Nella vicenda in oggetto, la clausola invocata dalla società ricorrente, se applicata anche a variazioni manifestamente eccessive delle condizioni contrattuali, tali da risultare di fatto inaccettabili, finirebbe con l’alterare la causa stessa del contratto di agenzia, ponendo l’agente nell’oggettiva impossibilità di proseguire il rapporto anche soltanto in via provvisoria.

E rendere all’agente di fatto impossibile accettare, anche soltanto in via provvisoria, tale variazione preclude la funzionalità stessa della clausola collettiva nella parte in cui stabilisce che la comunicazione di variazione decisa dal preponente costituisce, in caso di non accettazione da parte dell’agente, preavviso per la cessazione del rapporto di agenzia o rappresentanza ad iniziativa della casa mandante.

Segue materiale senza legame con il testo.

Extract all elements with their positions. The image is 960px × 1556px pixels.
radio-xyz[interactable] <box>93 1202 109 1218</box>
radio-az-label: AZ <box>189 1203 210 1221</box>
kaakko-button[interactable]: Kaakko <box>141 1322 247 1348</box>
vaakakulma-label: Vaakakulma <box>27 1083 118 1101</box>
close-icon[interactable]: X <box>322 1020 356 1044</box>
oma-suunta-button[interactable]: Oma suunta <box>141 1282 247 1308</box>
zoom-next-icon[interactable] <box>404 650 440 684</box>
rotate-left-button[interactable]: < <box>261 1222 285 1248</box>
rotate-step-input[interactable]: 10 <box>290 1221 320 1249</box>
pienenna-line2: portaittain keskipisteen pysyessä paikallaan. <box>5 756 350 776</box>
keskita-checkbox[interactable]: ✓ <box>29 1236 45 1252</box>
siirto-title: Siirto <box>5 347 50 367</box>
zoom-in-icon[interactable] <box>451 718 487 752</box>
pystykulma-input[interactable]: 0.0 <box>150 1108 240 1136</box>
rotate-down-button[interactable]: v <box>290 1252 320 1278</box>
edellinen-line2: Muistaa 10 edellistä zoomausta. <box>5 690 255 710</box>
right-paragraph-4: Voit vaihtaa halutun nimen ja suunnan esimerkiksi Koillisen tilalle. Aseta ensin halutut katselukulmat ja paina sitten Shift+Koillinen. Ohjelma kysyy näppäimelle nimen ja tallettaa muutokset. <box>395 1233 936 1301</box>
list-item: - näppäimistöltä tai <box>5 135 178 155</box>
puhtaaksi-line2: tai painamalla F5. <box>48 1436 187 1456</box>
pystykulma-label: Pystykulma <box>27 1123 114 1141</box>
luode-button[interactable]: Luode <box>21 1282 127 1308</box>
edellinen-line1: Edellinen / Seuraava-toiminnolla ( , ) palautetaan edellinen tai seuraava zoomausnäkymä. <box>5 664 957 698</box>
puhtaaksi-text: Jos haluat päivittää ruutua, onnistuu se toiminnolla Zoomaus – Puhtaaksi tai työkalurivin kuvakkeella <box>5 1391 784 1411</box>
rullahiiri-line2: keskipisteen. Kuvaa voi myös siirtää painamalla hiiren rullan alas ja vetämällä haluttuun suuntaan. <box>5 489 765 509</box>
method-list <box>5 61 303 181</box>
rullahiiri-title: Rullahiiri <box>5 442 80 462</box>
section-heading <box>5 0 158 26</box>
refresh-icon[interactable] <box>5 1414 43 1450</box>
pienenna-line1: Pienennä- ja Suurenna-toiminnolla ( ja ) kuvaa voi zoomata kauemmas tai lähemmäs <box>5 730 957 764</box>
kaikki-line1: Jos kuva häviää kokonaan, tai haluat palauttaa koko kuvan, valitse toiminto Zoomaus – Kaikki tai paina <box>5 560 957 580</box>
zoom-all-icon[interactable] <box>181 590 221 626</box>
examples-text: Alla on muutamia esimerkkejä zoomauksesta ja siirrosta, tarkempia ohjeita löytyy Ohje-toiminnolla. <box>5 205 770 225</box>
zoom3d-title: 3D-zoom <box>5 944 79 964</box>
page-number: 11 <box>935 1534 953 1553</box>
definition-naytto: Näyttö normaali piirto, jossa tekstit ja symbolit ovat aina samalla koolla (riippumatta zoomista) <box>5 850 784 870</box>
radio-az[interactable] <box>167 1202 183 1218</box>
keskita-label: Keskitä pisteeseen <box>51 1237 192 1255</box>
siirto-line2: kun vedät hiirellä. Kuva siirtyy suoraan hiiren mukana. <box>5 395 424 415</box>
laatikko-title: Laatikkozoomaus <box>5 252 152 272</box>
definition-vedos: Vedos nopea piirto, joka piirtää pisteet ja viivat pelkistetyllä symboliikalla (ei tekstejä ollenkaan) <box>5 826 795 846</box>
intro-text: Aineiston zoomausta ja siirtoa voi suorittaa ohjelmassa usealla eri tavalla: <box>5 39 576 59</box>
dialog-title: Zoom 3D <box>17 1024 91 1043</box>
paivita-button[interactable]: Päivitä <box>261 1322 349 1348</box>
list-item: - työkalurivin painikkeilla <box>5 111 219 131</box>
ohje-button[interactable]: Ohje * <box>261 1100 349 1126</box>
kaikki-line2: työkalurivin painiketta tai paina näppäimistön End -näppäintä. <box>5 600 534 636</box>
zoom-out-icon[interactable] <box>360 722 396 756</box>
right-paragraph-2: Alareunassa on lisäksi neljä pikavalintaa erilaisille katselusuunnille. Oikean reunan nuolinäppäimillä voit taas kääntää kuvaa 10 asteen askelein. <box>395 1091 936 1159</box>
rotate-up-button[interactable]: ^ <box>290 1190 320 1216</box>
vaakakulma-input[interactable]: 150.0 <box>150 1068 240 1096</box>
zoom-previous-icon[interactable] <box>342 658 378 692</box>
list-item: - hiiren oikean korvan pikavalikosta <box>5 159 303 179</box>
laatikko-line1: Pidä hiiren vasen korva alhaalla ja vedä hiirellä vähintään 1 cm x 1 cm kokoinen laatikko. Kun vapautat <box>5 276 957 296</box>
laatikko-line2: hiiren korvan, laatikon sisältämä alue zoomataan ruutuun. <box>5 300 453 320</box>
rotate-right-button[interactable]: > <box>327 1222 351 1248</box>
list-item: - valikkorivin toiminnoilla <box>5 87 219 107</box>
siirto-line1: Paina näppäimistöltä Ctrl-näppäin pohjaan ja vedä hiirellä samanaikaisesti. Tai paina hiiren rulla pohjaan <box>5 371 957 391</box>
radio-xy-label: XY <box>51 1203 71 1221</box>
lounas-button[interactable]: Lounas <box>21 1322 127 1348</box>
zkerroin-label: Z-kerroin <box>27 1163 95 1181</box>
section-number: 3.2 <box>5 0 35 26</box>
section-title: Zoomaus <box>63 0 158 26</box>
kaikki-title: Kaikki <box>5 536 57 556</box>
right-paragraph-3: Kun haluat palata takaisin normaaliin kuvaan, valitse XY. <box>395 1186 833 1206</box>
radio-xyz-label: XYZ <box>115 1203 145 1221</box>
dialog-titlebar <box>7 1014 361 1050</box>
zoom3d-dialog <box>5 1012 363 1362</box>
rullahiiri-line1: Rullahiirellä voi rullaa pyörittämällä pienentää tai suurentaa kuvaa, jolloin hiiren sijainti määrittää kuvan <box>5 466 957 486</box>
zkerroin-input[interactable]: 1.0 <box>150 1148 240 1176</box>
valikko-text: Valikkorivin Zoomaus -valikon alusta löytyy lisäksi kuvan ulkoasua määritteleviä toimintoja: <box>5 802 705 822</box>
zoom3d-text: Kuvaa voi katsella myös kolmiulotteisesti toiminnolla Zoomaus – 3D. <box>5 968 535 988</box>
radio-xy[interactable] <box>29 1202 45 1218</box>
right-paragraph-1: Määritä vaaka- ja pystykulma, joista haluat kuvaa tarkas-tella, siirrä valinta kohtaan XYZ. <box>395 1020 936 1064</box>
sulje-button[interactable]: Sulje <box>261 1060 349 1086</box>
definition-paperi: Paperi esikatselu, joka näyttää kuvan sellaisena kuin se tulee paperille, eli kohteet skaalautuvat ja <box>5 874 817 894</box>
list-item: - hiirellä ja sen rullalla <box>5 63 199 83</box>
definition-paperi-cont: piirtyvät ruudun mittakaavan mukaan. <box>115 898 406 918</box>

In breve, interpretare la clausola collettiva de qua nel senso sostenuto dalla ricorrente anche a fronte di una riduzione addirittura dell’88% del portafogli clienti implicherebbe la possibilità di ammettere un sostanziale recesso immediato ad opera del preponente (senza onere di pagamento dell’indennità sostitutiva del preavviso) mascherato sotto le apparenti forme d’una mera variazione dell’altrui portafoglio clienti, il tutto in violazione dei principi generali di correttezza e buona fede di cui agli artt. 1175 e 1375 c.c. (perché ribalterebbe sull’agente le conseguenze negative di un recesso immediato sostanzialmente manifestato dalla casa mandante), oltre che in sostanziale alterazione della causa stessa del contratto d’agenzia.

3 - Con il terzo motivo il ricorso deduce violazione e/o falsa applicazione dell’art. 1751 c.c. e della direttiva 86/653/CE, perché l’indennità di cessazione del rapporto è dovuta non già in ogni caso, ma soltanto nelle ipotesi tassativamente indicate dalla norma stessa, nessuna delle quali sussistente nel caso di specie, neppure sotto forma di equa attribuzione (come ritenuto dalla gravata pronuncia) in ragione dell’asserito incremento degli affari promossi dal controricorrente.

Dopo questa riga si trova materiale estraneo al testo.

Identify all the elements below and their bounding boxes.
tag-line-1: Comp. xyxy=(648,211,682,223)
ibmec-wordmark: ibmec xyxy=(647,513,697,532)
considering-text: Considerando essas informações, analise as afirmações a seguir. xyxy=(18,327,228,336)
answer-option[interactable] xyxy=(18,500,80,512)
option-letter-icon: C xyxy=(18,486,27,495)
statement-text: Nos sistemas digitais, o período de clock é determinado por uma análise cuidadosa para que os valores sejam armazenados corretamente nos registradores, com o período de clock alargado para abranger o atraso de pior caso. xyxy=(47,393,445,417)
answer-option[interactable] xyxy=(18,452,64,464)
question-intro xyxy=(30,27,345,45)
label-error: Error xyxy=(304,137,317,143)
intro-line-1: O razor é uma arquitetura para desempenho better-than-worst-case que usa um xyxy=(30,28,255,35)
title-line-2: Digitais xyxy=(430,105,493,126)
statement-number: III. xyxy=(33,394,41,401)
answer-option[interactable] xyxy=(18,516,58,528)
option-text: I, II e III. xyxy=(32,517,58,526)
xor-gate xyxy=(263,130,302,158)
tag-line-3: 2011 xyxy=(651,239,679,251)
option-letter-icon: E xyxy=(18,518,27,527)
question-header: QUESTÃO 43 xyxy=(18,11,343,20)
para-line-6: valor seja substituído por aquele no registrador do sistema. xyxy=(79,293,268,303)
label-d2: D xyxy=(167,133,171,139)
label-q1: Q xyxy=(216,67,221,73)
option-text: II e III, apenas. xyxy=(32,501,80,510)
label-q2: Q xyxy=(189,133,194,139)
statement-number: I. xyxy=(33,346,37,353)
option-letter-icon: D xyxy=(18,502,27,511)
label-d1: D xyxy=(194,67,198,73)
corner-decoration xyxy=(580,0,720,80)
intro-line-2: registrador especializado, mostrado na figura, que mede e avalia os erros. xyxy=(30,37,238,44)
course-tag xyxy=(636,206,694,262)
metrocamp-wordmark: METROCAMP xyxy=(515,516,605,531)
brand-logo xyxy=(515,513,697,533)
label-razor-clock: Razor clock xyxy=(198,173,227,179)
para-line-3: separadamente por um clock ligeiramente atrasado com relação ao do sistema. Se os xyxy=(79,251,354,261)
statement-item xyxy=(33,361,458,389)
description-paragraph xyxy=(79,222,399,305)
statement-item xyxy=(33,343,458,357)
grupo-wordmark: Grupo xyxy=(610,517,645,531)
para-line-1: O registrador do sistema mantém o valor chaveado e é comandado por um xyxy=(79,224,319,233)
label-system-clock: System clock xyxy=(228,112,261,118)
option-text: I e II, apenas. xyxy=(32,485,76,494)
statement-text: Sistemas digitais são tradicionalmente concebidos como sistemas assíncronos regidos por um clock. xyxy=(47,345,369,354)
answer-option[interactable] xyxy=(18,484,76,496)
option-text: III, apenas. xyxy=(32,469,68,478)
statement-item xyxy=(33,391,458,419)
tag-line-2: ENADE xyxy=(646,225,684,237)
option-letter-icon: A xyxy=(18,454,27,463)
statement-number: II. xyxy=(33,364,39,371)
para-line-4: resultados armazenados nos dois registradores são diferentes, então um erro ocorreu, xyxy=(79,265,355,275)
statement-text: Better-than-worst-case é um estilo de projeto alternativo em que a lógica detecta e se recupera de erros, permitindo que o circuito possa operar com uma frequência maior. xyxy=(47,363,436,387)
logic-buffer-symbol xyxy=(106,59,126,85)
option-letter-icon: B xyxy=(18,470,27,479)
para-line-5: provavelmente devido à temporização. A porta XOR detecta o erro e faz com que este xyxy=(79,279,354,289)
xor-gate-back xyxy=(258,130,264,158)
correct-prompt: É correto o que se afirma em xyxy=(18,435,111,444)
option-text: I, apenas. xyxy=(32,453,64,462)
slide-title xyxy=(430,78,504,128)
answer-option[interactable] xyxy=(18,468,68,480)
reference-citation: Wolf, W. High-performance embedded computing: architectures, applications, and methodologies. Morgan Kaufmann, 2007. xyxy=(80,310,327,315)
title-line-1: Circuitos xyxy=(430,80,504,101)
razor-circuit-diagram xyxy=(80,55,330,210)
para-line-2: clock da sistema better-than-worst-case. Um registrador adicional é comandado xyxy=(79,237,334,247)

Il motivo va disatteso perché, in sostanza, si risolve in una contestazione in punto di fatto dell’apprezzamento operato dai giudici di merito circa l’esistenza di eque ragioni, nel caso di specie, tali da legittimare l’attribuzione dell’indennità ai sensi del comma 1° del cit. art. 1751 c.c.

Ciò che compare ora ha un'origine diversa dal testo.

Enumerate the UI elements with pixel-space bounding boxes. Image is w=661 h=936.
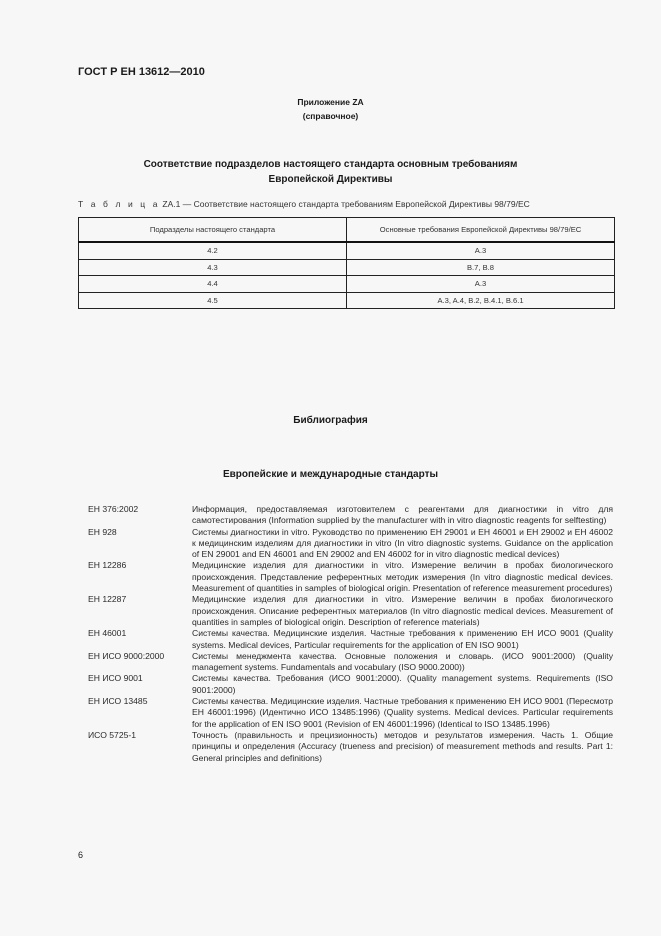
reference-code: ЕН ИСО 9000:2000 [88,650,165,661]
bibliography-subtitle: Европейские и международные стандарты [222,469,439,480]
reference-code: ЕН 928 [88,526,117,537]
reference-item [88,560,613,594]
table-header-cell: Подразделы настоящего стандарта [79,218,347,243]
reference-code: ИСО 5725-1 [88,729,137,740]
reference-item [88,527,613,561]
reference-text: Медицинские изделия для диагностики in vitro. Измерение величин в пробах биологического происхождения. Описание референтных материалов (In vitro diagnostic medical devices. Measurement of quantities in samples of biological origin. Description of reference materials) [192,594,613,627]
table-caption-text: ZA.1 — Соответствие настоящего стандарта требованиям Европейской Директивы 98/79/EC [160,199,530,209]
document-code: ГОСТ Р ЕН 13612—2010 [78,66,205,78]
section-title [0,157,661,187]
table-row [79,276,615,293]
reference-code: ЕН 376:2002 [88,504,139,514]
reference-text: Медицинские изделия для диагностики in vitro. Измерение величин в пробах биологического происхождения. Представление референтных методик измерения (In vitro diagnostic medical devices. Measurement of quantities in samples of biological origin. Presentation of reference measurement procedures) [192,560,613,594]
bibliography-title: Библиография [293,415,368,426]
table-caption [78,199,530,209]
table-cell: 4.2 [79,242,347,259]
annex-title: Приложение ZA [297,97,364,107]
annex-subtitle: (справочное) [302,111,359,121]
table-row [79,259,615,276]
table-cell: A.3 [347,242,615,259]
table-cell: A.3, A.4, B.2, B.4.1, B.6.1 [347,292,615,309]
table-caption-prefix: Т а б л и ц а [78,199,161,209]
reference-item [88,673,613,696]
reference-text: Системы качества. Медицинские изделия. Частные требования к применению ЕН ИСО 9001 (Пересмотр ЕН 46001:1996) (Идентично ИСО 13485:1996) (Quality systems. Medical devices. Particular requirements for the application of EN ISO 9001 (Revision of EN 46001:1996) (Identical to ISO 13485.1996) [192,696,613,729]
correspondence-table [78,217,615,309]
reference-list [88,504,613,764]
table-cell: A.3 [347,276,615,293]
annex-heading [0,95,661,123]
reference-code: ЕН 12287 [88,594,127,605]
table-row [79,292,615,309]
table-header-cell: Основные требования Европейской Директивы 98/79/EC [347,218,615,243]
reference-code: ЕН ИСО 9001 [88,673,143,684]
reference-text: Точность (правильность и прецизионность) методов и результатов измерения. Часть 1. Общие принципы и определения (Accuracy (trueness and precision) of measurement methods and results. Part 1: General principles and definitions) [192,729,613,763]
section-title-line1: Соответствие подразделов настоящего стандарта основным требованиям [143,159,518,170]
reference-code: ЕН 46001 [88,628,127,639]
reference-code: ЕН ИСО 13485 [88,696,148,707]
reference-item [88,594,613,628]
reference-item [88,696,613,730]
table-header-row [79,218,615,243]
table-row [79,242,615,259]
table-cell: 4.3 [79,259,347,276]
reference-text: Информация, предоставляемая изготовителем с реагентами для диагностики in vitro для самотестирования (Information supplied by the manufacturer with in vitro diagnostic reagents for selftesting) [192,504,613,526]
reference-text: Системы менеджмента качества. Основные положения и словарь. (ИСО 9001:2000) (Quality management systems. Fundamentals and vocabulary (ISO 9000.2000)) [192,650,613,673]
page-number: 6 [78,850,84,860]
reference-code: ЕН 12286 [88,560,127,571]
table-cell: B.7, B.8 [347,259,615,276]
reference-item [88,651,613,674]
reference-text: Системы качества. Медицинские изделия. Частные требования к применению ЕН ИСО 9001 (Quality systems. Medical devices, Particular requirements for the application of EN ISO 9001) [192,628,613,650]
reference-text: Системы диагностики in vitro. Руководство по применению ЕН 29001 и ЕН 46001 и ЕН 29002 и ЕН 46002 к медицинским изделиям для диагностики in vitro (In vitro diagnostic systems. Guidance on the application of EN 29001 and EN 46001 and EN 29002 and EN 46002 for in vitro diagnostic medical devices) [192,526,613,560]
table-cell: 4.4 [79,276,347,293]
reference-item [88,628,613,651]
reference-item [88,504,613,527]
reference-item [88,730,613,764]
table-cell: 4.5 [79,292,347,309]
section-title-line2: Европейской Директивы [268,174,393,185]
reference-text: Системы качества. Требования (ИСО 9001:2000). (Quality management systems. Requirements (ISO 9001:2000) [192,673,613,695]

4 - Con il quarto motivo il ricorso deduce violazione e/o falsa applicazione del combinato disposto degli artt. 2 e 9 A.E.C. 2002 nella parte in cui l’impugnata sentenza ha riconosciuto al controricorrente l’indennità sostitutiva del preavviso nonostante che l’iniziativa di risolvere il rapporto - con effetto immediato - fosse partita dallo stesso agente.

Per il rigetto anche di tale motivo si rinvia a quanto già osservato nel precedente paragrafo 2.

5 - In conclusione, il ricorso è da rigettarsi.

Le spese del giudizio di legittimità, liquidate come da dispositivo, seguono la soccombenza.

 

P.Q.M.

 

Rigetta il ricorso e condanna parte ricorrente a pagare le spese del giudizio di legittimità, liquidate in euro 100,00 per esborsi e in euro 3.500,00 per compensi professionali, oltre accessori come per legge.

Ai sensi dell’art. 13 co. 1 quater d.P.R. n. 115/2002, come modificato dall’art. 1 co. 17 legge 24.12.2012 n. 228, dà atto della sussistenza dei presupposti per il versamento, da parte della ricorrente, dell’ulteriore importo a titolo di contributo unificato pari a quello dovuto per il ricorso, a norma del co. 1 bis dello stesso articolo 13.